On April 30, the US District Court for the Northern District of California ordered the transfer of more than 100 domain names, many of which were typosquatted (misspelt trademarks).
Damages against the 11 defendants ranged from $5,000 to $1.34 million. Judge Kandis Westmore granted Facebook injunctive relief, meaning the defendants are barred from registering or using any domain that is identical or confusingly similar to its trademarks.
The domains included either the name Facebook or misspelt versions of it, and many redirected Internet users to lookalike sites that generated click-through revenue.
Facebook sued 11 individuals and companies in 2011 under the US Anticybersquatting Consumer Protection Act 1999, which allows courts to issue between $1,000 and $100,000 per infringing domain.
The social network wanted maximum damages but the court said the defendants’ behaviour was not egregious enough for such a large award, as some had acted more maliciously than others.

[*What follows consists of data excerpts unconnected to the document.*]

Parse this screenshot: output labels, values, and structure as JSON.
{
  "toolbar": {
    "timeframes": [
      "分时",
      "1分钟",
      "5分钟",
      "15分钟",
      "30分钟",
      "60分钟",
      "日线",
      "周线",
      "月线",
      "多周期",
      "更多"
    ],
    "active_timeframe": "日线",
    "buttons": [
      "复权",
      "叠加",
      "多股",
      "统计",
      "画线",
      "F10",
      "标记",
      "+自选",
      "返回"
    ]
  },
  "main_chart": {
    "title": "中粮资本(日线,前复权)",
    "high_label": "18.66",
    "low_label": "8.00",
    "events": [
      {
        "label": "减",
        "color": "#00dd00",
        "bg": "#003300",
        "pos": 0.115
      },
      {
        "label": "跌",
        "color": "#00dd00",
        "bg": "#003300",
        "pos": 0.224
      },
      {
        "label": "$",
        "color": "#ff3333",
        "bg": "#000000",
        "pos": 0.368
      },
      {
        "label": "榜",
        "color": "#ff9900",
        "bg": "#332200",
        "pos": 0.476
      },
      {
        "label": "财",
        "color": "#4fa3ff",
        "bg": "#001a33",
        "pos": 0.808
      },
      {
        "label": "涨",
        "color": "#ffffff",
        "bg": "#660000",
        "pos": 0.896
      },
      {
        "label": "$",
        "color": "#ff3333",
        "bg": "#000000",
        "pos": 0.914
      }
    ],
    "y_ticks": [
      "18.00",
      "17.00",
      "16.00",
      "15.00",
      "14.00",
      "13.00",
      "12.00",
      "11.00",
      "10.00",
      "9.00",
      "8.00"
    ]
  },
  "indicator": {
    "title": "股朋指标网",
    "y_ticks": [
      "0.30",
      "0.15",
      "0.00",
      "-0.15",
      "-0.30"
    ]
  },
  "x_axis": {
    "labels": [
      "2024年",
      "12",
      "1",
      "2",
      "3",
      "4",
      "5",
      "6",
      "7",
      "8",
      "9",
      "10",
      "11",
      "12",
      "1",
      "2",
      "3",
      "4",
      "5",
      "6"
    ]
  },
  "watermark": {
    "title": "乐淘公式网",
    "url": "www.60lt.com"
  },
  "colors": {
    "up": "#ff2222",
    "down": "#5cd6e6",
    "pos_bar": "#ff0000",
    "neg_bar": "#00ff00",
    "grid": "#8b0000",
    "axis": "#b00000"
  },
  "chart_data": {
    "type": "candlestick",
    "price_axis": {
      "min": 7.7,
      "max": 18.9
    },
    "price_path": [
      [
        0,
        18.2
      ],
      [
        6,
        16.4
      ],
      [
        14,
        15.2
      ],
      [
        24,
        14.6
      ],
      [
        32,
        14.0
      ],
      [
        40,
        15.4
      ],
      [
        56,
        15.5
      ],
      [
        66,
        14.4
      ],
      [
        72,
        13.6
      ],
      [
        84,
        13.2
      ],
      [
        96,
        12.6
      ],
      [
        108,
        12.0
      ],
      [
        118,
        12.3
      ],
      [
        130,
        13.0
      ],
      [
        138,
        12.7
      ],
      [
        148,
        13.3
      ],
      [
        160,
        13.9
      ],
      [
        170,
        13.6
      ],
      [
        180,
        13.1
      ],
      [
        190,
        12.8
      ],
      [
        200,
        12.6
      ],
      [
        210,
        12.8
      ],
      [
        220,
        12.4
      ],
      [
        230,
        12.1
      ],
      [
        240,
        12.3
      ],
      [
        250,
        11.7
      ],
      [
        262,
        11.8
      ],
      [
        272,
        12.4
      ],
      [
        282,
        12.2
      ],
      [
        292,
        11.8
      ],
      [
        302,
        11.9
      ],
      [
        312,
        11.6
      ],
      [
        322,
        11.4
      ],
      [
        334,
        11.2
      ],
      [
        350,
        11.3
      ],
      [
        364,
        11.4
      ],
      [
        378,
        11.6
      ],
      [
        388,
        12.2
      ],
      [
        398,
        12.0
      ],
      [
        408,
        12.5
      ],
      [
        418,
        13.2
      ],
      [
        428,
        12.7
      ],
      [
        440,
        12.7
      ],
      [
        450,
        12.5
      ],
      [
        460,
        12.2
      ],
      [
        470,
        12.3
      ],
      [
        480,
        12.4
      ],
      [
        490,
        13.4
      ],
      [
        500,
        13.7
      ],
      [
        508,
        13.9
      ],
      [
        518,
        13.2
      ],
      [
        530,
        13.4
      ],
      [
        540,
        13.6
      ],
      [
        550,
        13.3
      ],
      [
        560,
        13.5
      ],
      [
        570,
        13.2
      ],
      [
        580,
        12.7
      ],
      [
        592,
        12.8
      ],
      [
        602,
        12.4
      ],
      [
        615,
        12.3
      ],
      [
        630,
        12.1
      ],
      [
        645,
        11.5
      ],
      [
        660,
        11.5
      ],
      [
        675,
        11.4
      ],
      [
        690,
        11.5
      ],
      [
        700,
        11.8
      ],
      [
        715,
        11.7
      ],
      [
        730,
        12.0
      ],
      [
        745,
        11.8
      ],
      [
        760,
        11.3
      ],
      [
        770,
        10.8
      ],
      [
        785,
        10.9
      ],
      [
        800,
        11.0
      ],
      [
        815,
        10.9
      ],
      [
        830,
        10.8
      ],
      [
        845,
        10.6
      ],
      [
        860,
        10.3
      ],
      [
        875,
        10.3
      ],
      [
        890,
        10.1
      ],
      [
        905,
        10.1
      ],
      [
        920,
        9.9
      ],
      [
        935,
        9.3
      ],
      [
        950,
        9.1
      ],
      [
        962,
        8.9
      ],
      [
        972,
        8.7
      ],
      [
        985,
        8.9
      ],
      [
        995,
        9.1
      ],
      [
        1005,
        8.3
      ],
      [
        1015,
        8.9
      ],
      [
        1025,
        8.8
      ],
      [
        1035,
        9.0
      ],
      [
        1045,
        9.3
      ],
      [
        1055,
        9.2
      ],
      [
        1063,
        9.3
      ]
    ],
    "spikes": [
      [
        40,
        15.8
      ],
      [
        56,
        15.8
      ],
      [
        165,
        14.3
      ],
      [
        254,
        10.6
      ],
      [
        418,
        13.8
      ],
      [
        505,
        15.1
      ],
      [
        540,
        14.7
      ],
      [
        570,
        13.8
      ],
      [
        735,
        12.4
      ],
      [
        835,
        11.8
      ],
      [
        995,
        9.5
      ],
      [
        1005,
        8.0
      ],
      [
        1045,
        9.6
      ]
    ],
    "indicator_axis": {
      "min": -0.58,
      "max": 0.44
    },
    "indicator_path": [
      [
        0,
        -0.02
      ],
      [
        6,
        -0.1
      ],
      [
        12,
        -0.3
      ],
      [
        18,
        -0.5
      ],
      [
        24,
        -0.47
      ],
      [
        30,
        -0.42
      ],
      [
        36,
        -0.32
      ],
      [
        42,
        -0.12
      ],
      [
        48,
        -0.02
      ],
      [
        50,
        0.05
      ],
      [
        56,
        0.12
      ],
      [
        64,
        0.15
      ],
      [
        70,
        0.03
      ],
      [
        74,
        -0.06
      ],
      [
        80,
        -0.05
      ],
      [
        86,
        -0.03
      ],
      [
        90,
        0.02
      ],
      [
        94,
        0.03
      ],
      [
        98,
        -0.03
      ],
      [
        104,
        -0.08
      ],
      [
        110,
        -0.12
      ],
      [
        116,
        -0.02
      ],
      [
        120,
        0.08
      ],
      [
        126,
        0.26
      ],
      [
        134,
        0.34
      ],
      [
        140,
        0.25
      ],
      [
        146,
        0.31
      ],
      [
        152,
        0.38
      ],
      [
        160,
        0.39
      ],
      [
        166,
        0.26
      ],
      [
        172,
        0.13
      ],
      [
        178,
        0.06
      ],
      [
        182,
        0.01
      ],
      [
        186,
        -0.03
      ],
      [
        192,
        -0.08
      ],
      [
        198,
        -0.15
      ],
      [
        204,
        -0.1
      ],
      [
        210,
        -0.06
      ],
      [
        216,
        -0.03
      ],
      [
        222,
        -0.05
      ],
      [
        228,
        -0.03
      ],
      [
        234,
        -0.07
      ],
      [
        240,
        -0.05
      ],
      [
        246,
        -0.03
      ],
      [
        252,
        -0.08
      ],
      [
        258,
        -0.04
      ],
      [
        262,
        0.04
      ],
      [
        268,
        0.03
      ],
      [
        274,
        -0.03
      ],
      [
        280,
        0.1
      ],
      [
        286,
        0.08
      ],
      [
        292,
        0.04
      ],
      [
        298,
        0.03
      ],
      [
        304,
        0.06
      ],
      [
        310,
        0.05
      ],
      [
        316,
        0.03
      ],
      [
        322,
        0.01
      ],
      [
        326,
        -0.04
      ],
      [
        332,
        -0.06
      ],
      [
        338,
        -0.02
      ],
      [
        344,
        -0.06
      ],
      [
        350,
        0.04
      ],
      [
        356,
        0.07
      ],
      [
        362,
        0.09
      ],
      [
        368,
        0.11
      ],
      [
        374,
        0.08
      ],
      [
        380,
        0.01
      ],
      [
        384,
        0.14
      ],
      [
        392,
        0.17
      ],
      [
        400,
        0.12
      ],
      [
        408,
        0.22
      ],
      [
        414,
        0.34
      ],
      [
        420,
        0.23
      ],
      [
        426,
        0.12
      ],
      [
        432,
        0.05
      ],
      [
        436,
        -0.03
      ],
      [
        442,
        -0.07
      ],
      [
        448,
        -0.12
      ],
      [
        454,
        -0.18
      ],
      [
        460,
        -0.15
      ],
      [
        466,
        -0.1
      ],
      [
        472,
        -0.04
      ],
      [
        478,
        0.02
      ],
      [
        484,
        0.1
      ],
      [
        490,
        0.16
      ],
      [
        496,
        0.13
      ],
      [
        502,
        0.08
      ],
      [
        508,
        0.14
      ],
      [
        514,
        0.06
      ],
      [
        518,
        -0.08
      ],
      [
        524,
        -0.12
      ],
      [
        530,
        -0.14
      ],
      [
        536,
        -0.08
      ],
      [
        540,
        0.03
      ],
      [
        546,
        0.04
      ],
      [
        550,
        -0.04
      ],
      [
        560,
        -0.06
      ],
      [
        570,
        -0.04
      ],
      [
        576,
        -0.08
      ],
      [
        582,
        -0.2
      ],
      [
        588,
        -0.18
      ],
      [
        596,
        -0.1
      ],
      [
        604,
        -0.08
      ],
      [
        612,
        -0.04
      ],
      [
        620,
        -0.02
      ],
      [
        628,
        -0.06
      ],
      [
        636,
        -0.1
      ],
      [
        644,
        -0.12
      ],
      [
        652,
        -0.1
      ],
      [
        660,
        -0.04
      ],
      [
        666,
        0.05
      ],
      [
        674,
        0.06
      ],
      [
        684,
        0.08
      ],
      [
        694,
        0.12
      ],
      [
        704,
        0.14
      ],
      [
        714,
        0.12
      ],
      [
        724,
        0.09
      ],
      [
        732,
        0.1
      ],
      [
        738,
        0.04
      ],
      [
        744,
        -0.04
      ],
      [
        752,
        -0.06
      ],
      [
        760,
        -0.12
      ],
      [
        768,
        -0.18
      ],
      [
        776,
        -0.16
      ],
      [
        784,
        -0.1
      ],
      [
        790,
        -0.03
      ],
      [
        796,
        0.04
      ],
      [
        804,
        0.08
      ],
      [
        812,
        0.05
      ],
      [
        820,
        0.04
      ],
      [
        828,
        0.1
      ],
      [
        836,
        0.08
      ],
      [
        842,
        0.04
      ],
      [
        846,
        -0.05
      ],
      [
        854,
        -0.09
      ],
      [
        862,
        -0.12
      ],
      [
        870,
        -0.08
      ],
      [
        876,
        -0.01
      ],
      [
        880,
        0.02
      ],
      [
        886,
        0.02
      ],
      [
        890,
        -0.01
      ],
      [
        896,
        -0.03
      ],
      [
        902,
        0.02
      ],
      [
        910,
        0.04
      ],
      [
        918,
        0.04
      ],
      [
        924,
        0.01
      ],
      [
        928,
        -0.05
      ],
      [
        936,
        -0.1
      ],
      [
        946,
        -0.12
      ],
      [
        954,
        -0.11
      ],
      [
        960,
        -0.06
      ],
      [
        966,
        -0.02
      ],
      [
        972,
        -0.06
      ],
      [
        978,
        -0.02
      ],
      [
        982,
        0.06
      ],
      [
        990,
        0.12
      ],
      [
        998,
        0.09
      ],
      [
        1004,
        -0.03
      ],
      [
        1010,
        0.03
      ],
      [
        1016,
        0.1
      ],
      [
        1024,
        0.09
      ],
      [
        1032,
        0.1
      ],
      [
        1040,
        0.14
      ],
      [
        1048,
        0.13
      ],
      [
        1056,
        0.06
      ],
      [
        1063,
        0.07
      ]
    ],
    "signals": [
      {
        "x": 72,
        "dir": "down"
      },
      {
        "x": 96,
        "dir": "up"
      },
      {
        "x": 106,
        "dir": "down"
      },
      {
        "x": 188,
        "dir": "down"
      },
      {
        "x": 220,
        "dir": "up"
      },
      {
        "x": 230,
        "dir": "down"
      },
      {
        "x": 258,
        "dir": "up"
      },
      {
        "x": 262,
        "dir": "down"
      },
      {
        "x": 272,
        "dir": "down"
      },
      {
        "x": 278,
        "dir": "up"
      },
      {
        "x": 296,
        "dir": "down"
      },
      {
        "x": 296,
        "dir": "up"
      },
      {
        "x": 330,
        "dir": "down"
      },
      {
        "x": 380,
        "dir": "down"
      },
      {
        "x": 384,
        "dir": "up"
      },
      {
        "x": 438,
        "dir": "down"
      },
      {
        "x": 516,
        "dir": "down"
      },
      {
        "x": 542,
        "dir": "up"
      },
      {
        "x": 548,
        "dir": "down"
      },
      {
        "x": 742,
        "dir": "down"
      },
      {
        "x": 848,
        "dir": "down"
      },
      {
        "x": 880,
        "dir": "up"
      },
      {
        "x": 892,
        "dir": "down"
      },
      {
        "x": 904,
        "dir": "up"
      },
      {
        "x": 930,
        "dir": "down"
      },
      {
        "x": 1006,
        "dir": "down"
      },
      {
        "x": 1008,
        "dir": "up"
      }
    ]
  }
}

Registering domains that include trademarks is seen as a more serious offence than using those that are typosquatted, for example.
Examples of the domains include facebookfreezer.com, facebooll.com and facegbook.com. One defendant, who registered 28 domains but later admitted registering 100 more, landed a $705,000 bill. That amount covers only the 28 domains, but the court recommended all 128 be transferred to Facebook.
In an emailed statement, Craig Clark, associate general counsel, Facebook, said: “We are pleased with the court’s recommendation. We will continue to use all the tools at our disposal to enforce against those who attempt to take advantage of the people who use our service.”
US courts have handed out large damages awards in the past to cybersquatting victims. In one case, ruled on in March, a company called Navigation Catalyst Systems was told to pay Weather Undergound $3.5 million for registering about 250 typosquatted domain names.